The first mention of a church of Saint Maria by the Sea dates from 998, and this imposing structure - built between 1329 and 1383 at the height of Catalonia’s maritime and mercantile pre-eminence - is an outstanding example of Catalan Gothic, with a purity and unity of style that are very unusual in most large mediaeval buildings.
Because it is hemmed in by the narrow streets of the old city - making it difficult to obtain an overall impression from the outside - Santa Maria viewed from the street gives you the feeling of massive severity. But that belies the ornate interior of light and spaciousness that greets you when you walk through those humble timber doors.
The church building is not the largest in the city, but the "finery" inside - and especially the perfect condition of the altar-pieces etc - is simply too beautiful for words.

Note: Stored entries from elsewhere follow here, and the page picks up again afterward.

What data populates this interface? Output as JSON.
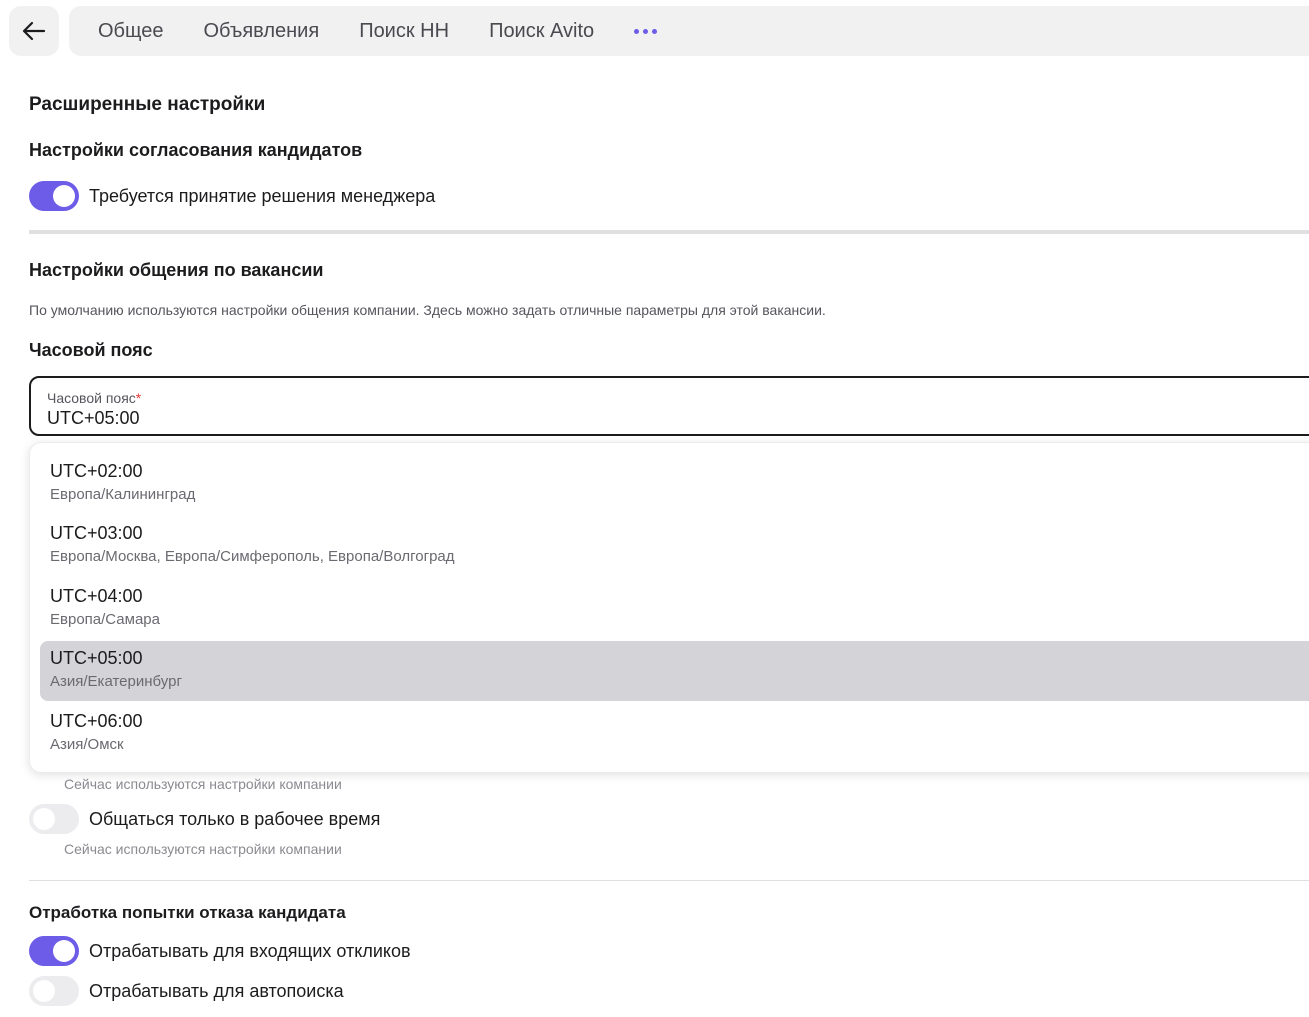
{
  "nav": {
    "tabs": [
      "Общее",
      "Объявления",
      "Поиск HH",
      "Поиск Avito"
    ],
    "more_icon": "more-horizontal-icon",
    "back_icon": "arrow-left-icon"
  },
  "advanced": {
    "title": "Расширенные настройки"
  },
  "approval": {
    "title": "Настройки согласования кандидатов",
    "manager_decision": {
      "label": "Требуется принятие решения менеджера",
      "enabled": true
    }
  },
  "communication": {
    "title": "Настройки общения по вакансии",
    "description": "По умолчанию используются настройки общения компании. Здесь можно задать отличные параметры для этой вакансии.",
    "timezone_heading": "Часовой пояс",
    "timezone_field": {
      "label": "Часовой пояс",
      "required_mark": "*",
      "value": "UTC+05:00"
    },
    "timezone_options": [
      {
        "offset": "UTC+02:00",
        "zones": "Европа/Калининград",
        "selected": false
      },
      {
        "offset": "UTC+03:00",
        "zones": "Европа/Москва, Европа/Симферополь, Европа/Волгоград",
        "selected": false
      },
      {
        "offset": "UTC+04:00",
        "zones": "Европа/Самара",
        "selected": false
      },
      {
        "offset": "UTC+05:00",
        "zones": "Азия/Екатеринбург",
        "selected": true
      },
      {
        "offset": "UTC+06:00",
        "zones": "Азия/Омск",
        "selected": false
      }
    ],
    "hint_1": "Сейчас используются настройки компании",
    "work_hours_only": {
      "label": "Общаться только в рабочее время",
      "enabled": false
    },
    "hint_2": "Сейчас используются настройки компании"
  },
  "rejection": {
    "title": "Отработка попытки отказа кандидата",
    "incoming": {
      "label": "Отрабатывать для входящих откликов",
      "enabled": true
    },
    "autosearch": {
      "label": "Отрабатывать для автопоиска",
      "enabled": false
    }
  },
  "colors": {
    "accent": "#6c5ce7",
    "toggle_off": "#ececee",
    "selected_option": "#d4d4d8",
    "required": "#e53935"
  }
}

One of the many features of these ancient churches that fascinates me is the floors - that is if you are able to divert your eyes away from the gold of the side chapels ... usually the main aisle is marble tiles - but around the inside perimeters the floors are made up with engraved stone slabs - a lot of which are so worn with centuries of foot traffic over them that you can hardly make out the words - but those that you can read, commemorate the lives of various people associated with the early ages of those churches - so you are walking over memorial plaques laid there in the 14th centuries ( in this case ) and in older churches, even earlier.
Alas, I leave Spain soon for the next leg on my odyssey ... so my next blog will be a final few impressions of Barcelona.